Kavala International Airport in northern Greece named a terminal after the general, while the twin 'Alexander Airport' is across the border in what is now Northern Macedonia.

Although the General's name was dropped from the Macedonian building in 2018, after Greek flights refused to fly to Skopje, both countries claim Alexander III of Macedon as a cultural icon.

Greece and Northern Macedonia were less willing – however – to accept him as a gay icon.

Skopje airport, previously known as Alexander the Great, in Northern Macedonia, formerly known as Macedonia. Photo / Getty Images
Skopje airport, previously known as Alexander the Great, in Northern Macedonia, formerly known as Macedonia. Photo / Getty Images

Ancient and modern writers have discussed the leader's intimate relations, particularly to general Hephaestion, as an open secret.

Academic symposiums have been protested in Macedonia for hinting at Alexander's homosexuality and Oliver Stone was served legal papers by Greeks over the depiction of a bisexual warrior king in his 2004 film Alexander.

Whether the national heroes who have lent their name to these airports were openly "members of the LGBTQ community" – as SFO put it – is muddied by the passage of time.

Let's face it, these historical characters were around long before air travel.
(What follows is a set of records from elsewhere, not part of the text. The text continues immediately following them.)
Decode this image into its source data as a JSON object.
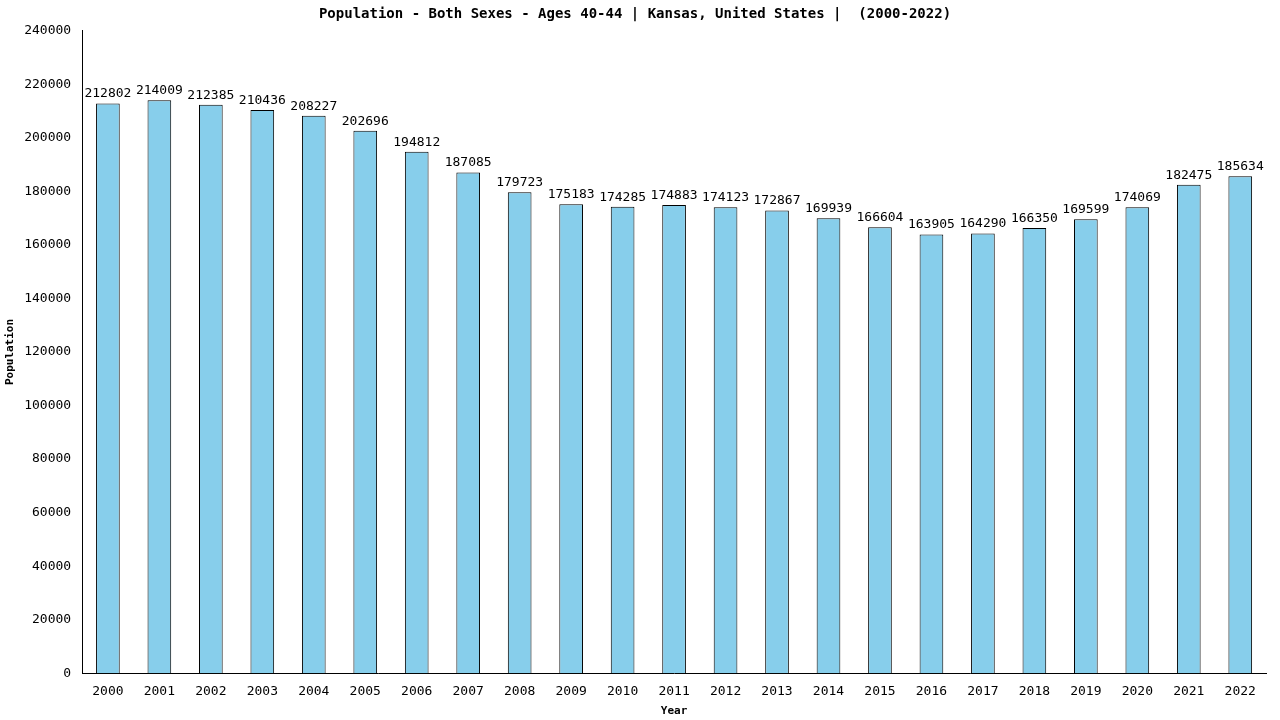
{
  "chart_data": {
    "type": "bar",
    "title": "Population - Both Sexes - Ages 40-44 | Kansas, United States |  (2000-2022)",
    "x_label": "Year",
    "y_label": "Population",
    "categories": [
      "2000",
      "2001",
      "2002",
      "2003",
      "2004",
      "2005",
      "2006",
      "2007",
      "2008",
      "2009",
      "2010",
      "2011",
      "2012",
      "2013",
      "2014",
      "2015",
      "2016",
      "2017",
      "2018",
      "2019",
      "2020",
      "2021",
      "2022"
    ],
    "values": [
      212802,
      214009,
      212385,
      210436,
      208227,
      202696,
      194812,
      187085,
      179723,
      175183,
      174285,
      174883,
      174123,
      172867,
      169939,
      166604,
      163905,
      164290,
      166350,
      169599,
      174069,
      182475,
      185634
    ],
    "color": "#87ceeb",
    "ylim": [
      0,
      240000
    ],
    "yticks": [
      0,
      20000,
      40000,
      60000,
      80000,
      100000,
      120000,
      140000,
      160000,
      180000,
      200000,
      220000,
      240000
    ],
    "grid": false,
    "data_labels": true
  }
}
Harvey Milk can however be celebrated as the first whose LGBTQ activism has to be acknowledged as part of his legacy, and now that of the airport.

Not just something to be celebrated or ignored to suit the prevailing political winds.

While Harvey Milk Terminal 1 joins a great pantheon of airports named after local heroes, San Francisco airport welcomes all travellers to a more tolerant city. One that Milk helped forge.